Housing Pipeline Splits As Starts Surge, Permits Slide In March – NMP Skip to main content

Housing Pipeline Splits As Starts Surge, Permits Slide In March

May 01, 2026
Housing Starts Jump Building Permits Fall

Builder activity jumps in the near term, but falling permits and weaker completions point to a choppier supply outlook ahead

Builders stepped on the gas in March — but they’re not committing as aggressively to what comes next.

According to the latest New Residential Construction report from the U.S. Census Bureau and U.S. Department of Housing and Urban Development, privately owned housing starts rose to a seasonally adjusted annual rate of 1,502,000, up 10.8% from February’s revised 1,356,000 and 10.8% above the March 2025 pace of 1,355,000. Single-family starts climbed to 1,032,000, a 9.7% increase month over month, pushing activity back above the one-million mark.

The gain follows a softer February, when starts were 3.0% below January’s revised 1,398,000 pace, highlighting the volatility in recent construction activity.

At the same time, the forward pipeline is moving in the opposite direction.

Privately owned housing units authorized by building permits fell to a seasonally adjusted annual rate of 1,372,000, down 10.8% from February’s revised 1,538,000 and 7.4% below the March 2025 level of 1,481,000. Single-family permits declined 3.8% to 895,000.

That pullback comes just one month after permits had jumped 11.0% from January’s revised 1,386,000, reinforcing how uneven builder planning has become.

Completions data underscores the imbalance. Privately owned housing completions came in at a seasonally adjusted annual rate of 1,366,000, essentially unchanged from February’s revised 1,364,000, but 12.8% lower than the March 2025 pace of 1,566,000. Single-family completions fell 4.8% month over month to 896,000, and follow a February level that was already 6.3% below January’s 1,455,000.

Multifamily activity showed similar inconsistency across the pipeline. Starts for buildings with five units or more were 446,000, compared to 427,000 in permits and 452,000 in completions, reflecting uneven movement between new project approvals, construction starts and finished delivery.

For mortgage professionals, the takeaway isn’t just that construction activity increased; it’s that the pipeline is out of sync.

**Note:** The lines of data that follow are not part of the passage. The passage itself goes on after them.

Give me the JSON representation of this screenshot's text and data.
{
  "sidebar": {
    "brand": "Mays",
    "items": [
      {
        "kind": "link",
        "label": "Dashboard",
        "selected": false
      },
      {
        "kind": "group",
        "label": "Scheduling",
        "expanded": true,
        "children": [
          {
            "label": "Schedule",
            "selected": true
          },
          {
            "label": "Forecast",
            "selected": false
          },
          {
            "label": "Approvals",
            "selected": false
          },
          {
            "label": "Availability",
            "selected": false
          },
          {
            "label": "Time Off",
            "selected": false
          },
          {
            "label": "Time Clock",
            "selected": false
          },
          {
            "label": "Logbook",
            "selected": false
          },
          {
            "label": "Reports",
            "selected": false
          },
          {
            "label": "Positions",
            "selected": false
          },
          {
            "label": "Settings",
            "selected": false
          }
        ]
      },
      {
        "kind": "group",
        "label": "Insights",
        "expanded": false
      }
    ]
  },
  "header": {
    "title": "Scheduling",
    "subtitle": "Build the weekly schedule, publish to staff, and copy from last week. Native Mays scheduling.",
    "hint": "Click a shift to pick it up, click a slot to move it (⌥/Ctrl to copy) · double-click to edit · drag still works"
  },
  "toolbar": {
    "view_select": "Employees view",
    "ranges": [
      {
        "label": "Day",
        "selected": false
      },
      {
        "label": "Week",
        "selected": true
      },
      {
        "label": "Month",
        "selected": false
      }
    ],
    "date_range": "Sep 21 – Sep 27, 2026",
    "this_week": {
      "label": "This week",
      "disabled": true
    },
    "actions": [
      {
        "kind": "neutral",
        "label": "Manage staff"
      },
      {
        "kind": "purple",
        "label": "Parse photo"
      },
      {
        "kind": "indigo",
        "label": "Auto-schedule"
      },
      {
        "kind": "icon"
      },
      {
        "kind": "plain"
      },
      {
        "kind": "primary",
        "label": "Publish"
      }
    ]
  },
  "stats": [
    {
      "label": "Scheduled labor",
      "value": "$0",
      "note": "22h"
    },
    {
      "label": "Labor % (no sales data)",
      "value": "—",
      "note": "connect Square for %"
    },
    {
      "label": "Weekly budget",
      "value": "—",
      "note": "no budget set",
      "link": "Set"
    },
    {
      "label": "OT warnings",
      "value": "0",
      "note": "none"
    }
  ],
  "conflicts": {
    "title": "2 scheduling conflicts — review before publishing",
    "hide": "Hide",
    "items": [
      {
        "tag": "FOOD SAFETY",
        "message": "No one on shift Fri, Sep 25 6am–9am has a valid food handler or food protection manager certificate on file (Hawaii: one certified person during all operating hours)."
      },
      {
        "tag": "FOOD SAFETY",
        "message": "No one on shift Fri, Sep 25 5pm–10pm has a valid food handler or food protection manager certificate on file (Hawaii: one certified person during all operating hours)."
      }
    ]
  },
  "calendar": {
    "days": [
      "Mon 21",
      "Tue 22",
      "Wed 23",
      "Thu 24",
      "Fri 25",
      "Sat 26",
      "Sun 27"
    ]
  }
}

Starts are accelerating in the near term, suggesting more homes moving into the construction phase and potentially into the purchase pipeline in the months ahead. But the drop in permits points to a thinner layer of future supply behind it, while completions — still running well below last year’s pace — indicate that inventory is not reaching the market fast enough to materially shift supply conditions.

In practical terms, the data points to more near-term opportunity tied to homes already in the pipeline, paired with less visibility into sustained new construction volume — and continued constraints on available inventory where it matters most.